Throughout history, all art forms have reflected the cultural elements of communities. As a result, there has been a constant exchange between artists and the communities from which they originate. Essentially, the arts have been impacted and influenced by their communal environments, and inversely, communities have been impacted by the artistic forms emanating from within them. Fashion trends as an art form, especially those prominent in Hip-Hop culture, are exemplary of this mirrored relationship. Furthermore, the art of fashion has been moved forward by the push and pull between forces of innovation and conformity within specific communities. In this vein, Malcolm’s character felt that he did not fit into the stereotypical mold of the young black male in Inglewood, California. In the midst of gangs and drugs that existed within his community, he was considered a “nerd” because he was focused on school, played in a punk band called “Oreo” with his two friends, and he was still a virgin.

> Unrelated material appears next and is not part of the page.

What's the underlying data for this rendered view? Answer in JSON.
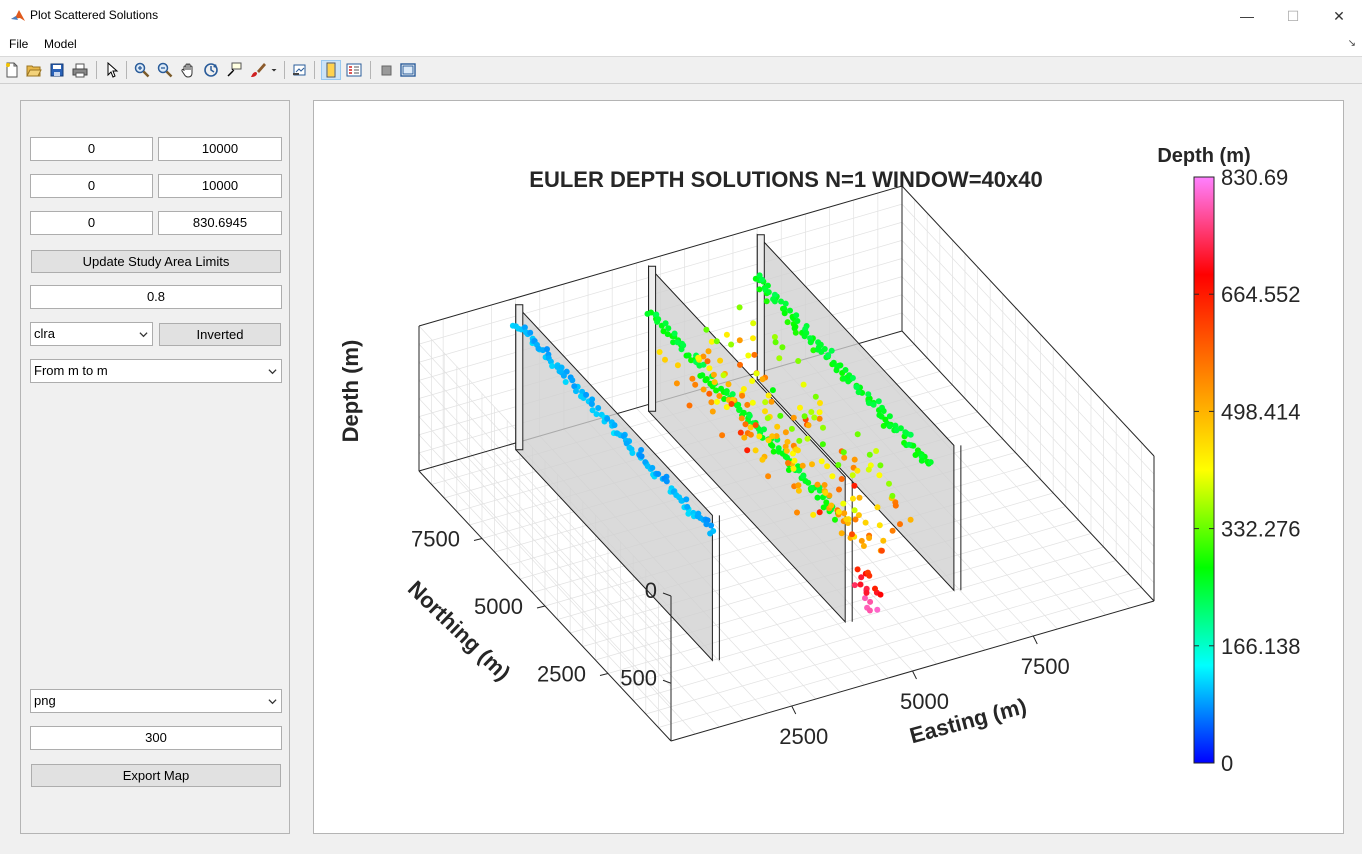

In his position, I believe that Malcolm and his friends embraced this particular style as a conscious derivative of the past in an attempt to escape the harsh realities of their present. Even though Malcolm and his friends did not actually live through the ‘90s, the concept of their nostalgia as a form of rebellion against the expected norm, paid homage to the idea of “better times”. Consequently, this establishes a direct link between one’s socio-economic environment and their artistic expression of their status within it. According to Dictionary.com, socio-economics is “the study of the interrelation between economics and social behavior.”

On Friday, June 26th, a documentary was released that traces the history of Hip-Hop fashion entitled, Fresh Dressed. According to this film, the term “fresh” refers to “a crisp, new-in-the-box fashion look or tidy appearance.” Not only does this film discuss the impact that fashion has made on Hip-Hop culture, but it also notes fashion’s role to express commentary on social and economic statuses. Again, the mirrored relationship exemplified in fashion is explored. So, what is the connection between socio-economic statuses and artistic forms? In this documentary, Hip-Hop mogul, Damon Dash, makes a profound statement on the matter. He mentions that the whole idea of looking fresh stems from “the insecurity of not having anything.” He continues:

“The only way that you can kind of show that you have anything and feel some kind of status is, you know, what you have on your body. What you have on your body is a reflection of how you’re economically doing. It’s just a status symbol based on insecurity.”

Shirt King Phade, Co-Founder of Shirt Kings adds to Dash’s point, “When times are bad, a lot of people tend to gravitate towards art. Art takes our mind to another place.”

What I personally appreciate about the artistic expression of fashion, especially in Hip-Hop culture, is its ability to be both definitive and flexible. While at times a person can clearly take on a specific “look”, that same person remains able to represent his or her own individuality, ideas, or personal philosophy through their stylistic choices. In a sense, fashion can be a reflection of a person’s search for an identity within a paradigm of a specific culture. In the documentary, Pharrell Williams states, “When you’re young, there’s like a sense of wanting to express yourself…an importance of individuality.” This urge to find and establish individuality is a prominent challenge for the main characters of Dope. While Malcolm is not the only exception to the perceived “black male” typecast, through his character, the film examines a spectrum of stereotypes that are projected both inside and outside of an urban community. As seen in the current events that have spurred recent protest movements, stereotypes of black males are in full swing in today’s cities throughout the world, and our youth are continually placed at the intersection between expression of their own values, cultural histories, and pressures within community environments.